In 1954 Upward began to overcome his creative block and started work on an autobiographical trilogy titled The Spiral Ascent, dealing with the struggle of a poet, Alan Sebrill, to combine his creative endeavours with political commitment to the CPGB. The trilogy was published in the years following Upward's early retirement in 1961 to the house where his parents used to live in Sandown, Isle of Wight. In the Thirties (1962), the first volume, describes Sebrill's early involvement with the CPGB and the struggle against the British Union of Fascists in the 1930s. The Rotten Elements (1969) involves Sebrill and his wife's clash with the party leadership, and their decision to leave the party. The final volume, No Home but the Struggle (1977), sees Sebrill find new meaning by joining the Campaign for Nuclear Disarmament, which helps him to write again. It also includes largely autobiographical recollections of Upward's family and childhood, inspired by Marcel Proust, whom Upward greatly admired.
Later years
In the last decades of the twentieth century Upward returned to writing short stories, which were published, along with reprints of earlier works, by the Enitharmon Press. His last years were also punctuated by sadness, with the deaths of his wife Hilda, in 1995, and his son Christopher, in 2002. In 2003 Enitharmon celebrated his centenary by publishing selected short stories, edited by Alan Walker, as A Renegade in Springtime. He often gave interviews recalling memories of his famous friends. In an interview with Nicholas Wroe, which appeared in The Guardian the month before his hundredth birthday, Upward explained that the title "came from an idea for a story about Auden. I never wrote the story, but the phrase stayed. The renegade is the one with a sense of reality and everyone else is too happy-go-lucky." His last story, "Crommelin-Brown", was written in 2003, shortly before he turned 100.
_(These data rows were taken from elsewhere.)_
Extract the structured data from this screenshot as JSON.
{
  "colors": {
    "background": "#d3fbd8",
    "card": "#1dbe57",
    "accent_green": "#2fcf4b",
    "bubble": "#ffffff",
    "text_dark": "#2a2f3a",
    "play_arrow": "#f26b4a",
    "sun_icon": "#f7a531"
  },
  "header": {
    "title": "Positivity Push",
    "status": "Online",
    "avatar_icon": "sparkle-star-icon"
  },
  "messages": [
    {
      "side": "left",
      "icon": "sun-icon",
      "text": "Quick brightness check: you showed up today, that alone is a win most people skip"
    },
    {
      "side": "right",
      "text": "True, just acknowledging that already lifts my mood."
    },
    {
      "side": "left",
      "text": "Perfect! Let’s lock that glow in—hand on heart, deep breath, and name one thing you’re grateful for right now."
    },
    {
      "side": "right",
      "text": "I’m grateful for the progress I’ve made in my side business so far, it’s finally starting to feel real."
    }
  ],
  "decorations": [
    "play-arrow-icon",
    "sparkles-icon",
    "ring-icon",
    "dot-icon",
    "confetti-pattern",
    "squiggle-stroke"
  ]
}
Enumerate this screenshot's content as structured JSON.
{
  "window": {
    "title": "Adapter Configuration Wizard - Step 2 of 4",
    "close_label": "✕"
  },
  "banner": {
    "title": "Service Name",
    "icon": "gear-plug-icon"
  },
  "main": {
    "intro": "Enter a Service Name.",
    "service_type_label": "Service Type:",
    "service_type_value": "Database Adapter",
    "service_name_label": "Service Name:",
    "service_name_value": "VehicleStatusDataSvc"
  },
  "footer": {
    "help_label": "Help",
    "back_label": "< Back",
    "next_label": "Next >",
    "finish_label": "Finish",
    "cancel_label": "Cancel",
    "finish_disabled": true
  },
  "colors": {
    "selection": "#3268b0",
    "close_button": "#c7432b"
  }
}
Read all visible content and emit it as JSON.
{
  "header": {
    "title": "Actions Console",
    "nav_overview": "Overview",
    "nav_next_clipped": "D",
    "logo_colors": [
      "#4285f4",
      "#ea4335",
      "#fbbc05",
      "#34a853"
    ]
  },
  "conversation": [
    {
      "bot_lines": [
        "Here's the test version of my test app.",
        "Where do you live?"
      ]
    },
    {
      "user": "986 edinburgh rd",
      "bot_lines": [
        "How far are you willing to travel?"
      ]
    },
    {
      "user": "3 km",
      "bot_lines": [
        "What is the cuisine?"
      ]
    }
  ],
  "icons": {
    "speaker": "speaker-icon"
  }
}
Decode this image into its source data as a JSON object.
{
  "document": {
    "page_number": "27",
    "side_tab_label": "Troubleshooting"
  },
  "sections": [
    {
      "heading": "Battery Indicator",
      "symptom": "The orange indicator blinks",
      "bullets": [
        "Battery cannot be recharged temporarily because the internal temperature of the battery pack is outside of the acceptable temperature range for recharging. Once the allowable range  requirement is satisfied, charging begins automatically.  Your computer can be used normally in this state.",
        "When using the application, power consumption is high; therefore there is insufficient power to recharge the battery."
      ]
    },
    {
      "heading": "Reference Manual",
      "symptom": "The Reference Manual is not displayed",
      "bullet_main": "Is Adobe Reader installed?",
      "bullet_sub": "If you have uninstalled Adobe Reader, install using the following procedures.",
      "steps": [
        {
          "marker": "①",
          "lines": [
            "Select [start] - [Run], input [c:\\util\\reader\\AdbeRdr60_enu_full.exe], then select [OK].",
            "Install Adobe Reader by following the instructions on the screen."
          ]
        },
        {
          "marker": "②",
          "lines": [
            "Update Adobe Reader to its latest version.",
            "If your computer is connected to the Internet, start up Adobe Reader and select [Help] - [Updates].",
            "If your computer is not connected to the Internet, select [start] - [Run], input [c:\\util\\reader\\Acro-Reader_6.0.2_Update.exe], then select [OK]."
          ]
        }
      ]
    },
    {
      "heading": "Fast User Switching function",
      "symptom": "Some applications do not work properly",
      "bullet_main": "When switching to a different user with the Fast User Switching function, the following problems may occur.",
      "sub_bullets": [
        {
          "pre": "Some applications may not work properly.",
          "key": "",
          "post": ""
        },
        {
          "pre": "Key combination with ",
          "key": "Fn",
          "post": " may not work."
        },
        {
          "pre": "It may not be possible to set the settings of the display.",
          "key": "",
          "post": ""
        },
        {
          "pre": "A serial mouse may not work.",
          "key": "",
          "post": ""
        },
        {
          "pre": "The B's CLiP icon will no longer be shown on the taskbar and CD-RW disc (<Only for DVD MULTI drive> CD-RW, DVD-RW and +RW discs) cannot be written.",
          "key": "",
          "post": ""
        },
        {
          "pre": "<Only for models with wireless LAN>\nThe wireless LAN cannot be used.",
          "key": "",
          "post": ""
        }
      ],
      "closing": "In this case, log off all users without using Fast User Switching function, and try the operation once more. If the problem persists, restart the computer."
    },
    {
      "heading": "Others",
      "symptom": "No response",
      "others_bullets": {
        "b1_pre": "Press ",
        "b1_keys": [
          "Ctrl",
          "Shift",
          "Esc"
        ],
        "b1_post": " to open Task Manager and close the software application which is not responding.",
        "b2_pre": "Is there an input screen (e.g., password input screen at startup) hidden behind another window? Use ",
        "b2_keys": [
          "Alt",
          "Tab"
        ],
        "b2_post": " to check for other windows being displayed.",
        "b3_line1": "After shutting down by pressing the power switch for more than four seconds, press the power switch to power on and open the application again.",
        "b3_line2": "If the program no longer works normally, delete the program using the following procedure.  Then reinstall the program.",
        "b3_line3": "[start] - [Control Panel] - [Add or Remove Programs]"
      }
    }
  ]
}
In 2005 Upward was elected a Fellow of the Royal Society of Literature and awarded its Benson Medal.
On 13 February 2009 Upward died of a chest infection at a care home in Pontefract, West Yorkshire, where he had relocated in 2004 to be close to his daughter. He was 105 years old.
Edward Upward: Art and Life by Peter Stansky was published in May 2016. There are collections of Upward's literary papers and correspondence in the British Library (Add MS 89002) and in the Parker Library of Corpus Christi College, Cambridge.